Another major issue was that the BIR then subjected to the value-added tax the transfer of property to the REIT, making any prospective structure costly. This was, however, at a time when the government was trying to consolidate fiscal gains in order to merit investment grade status from major global rating agencies.

Under a new framework recently approved by the Department of Finance, Securities and Exchange Commission and BIR, the minimum public ownership requirement was reduced to 33 percent. The transfer of assets to the REIT is now tax-exempt.

To uphold the tax exemption for overseas Filipinos, Tionko said the BIR would only have to issue a revenue regulation pertaining to the date of the signing of the new implementing rules as the starting period for the seven-year exemption.Otherwise, cash or property dividends paid by a REIT are subject to a final tax of 10 percent, unless the dividends are received by a nonresident alien individual or a nonresident foreign corporation entitled to claim a preferential withholding tax rate of less than 10 percent pursuant to an applicable tax treaty.

A REIT gives investors the option to invest directly in the finished products that are already earning money—such as residential and office rental units, hotels or shopping malls or even infrastructure ventures like toll roads, telco towers, hospitals, warehousing/cold storage chains, and power plants—and not just the property developer itself.
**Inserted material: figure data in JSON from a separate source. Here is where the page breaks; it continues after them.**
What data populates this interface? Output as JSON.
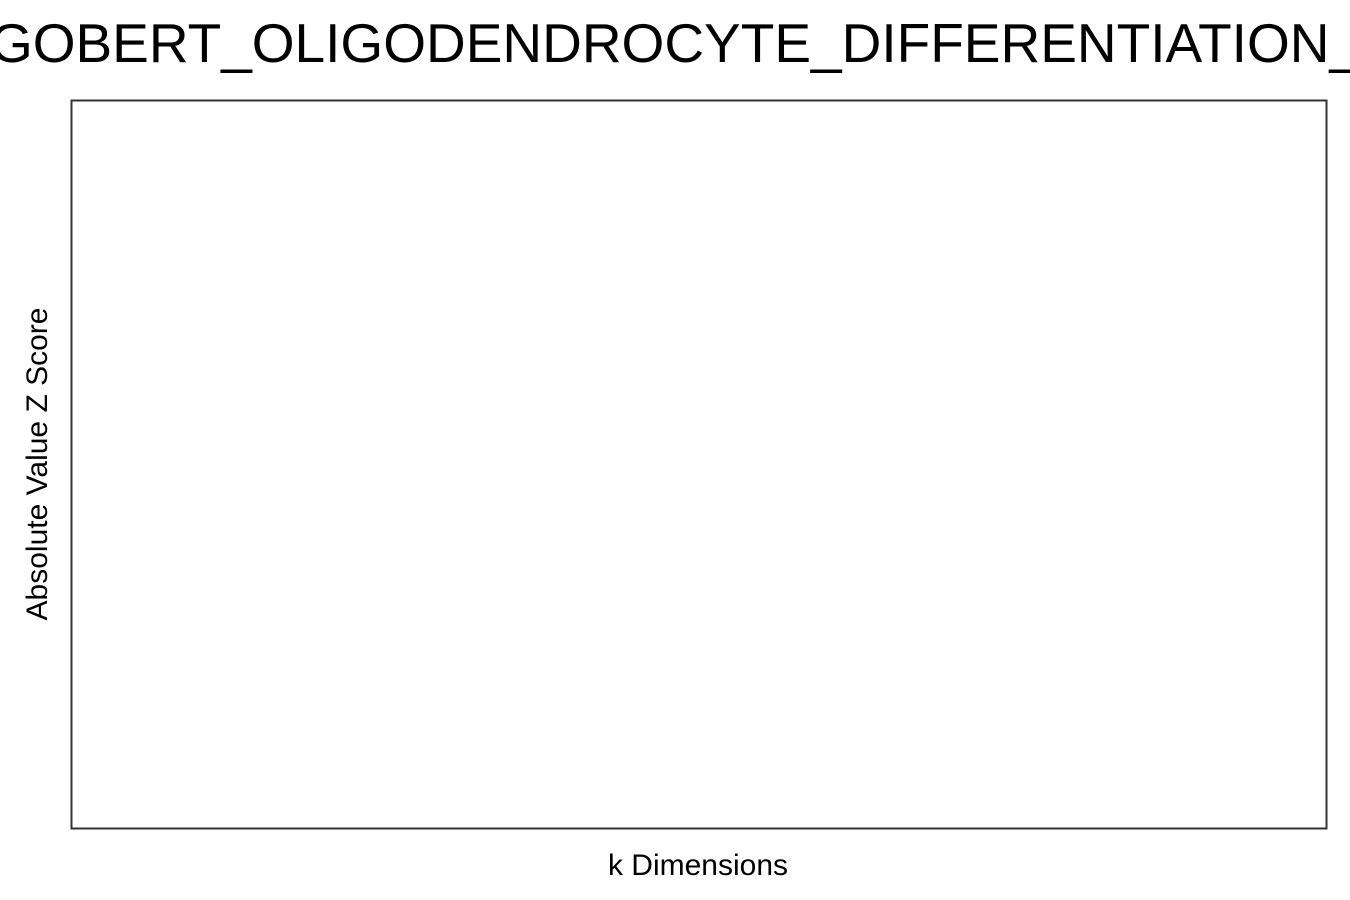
{
  "chart_data": {
    "type": "line",
    "title": "GOBERT_OLIGODENDROCYTE_DIFFERENTIATION_",
    "xlabel": "k Dimensions",
    "ylabel": "Absolute Value Z Score",
    "series": [],
    "grid": false,
    "legend": "none"
  },
  "colors": {
    "background": "#ffffff",
    "frame": "#333333",
    "text": "#000000"
  }
}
This was meant to attract investors because the Philippine REIT law of 2009 required the distribution of 90 percent of income annually.Finance Secretary Carlos Dominguez III is confident that overseas Filipinos, after buying a house or sending their children to school, can next look at investing in REITs as a way of improving their earnings as opposed to just putting their savings in bank deposits that offer meager interest.

This will “offer a secure opportunity for small investors to participate in thriving property and construction development segments,” Dominguez said.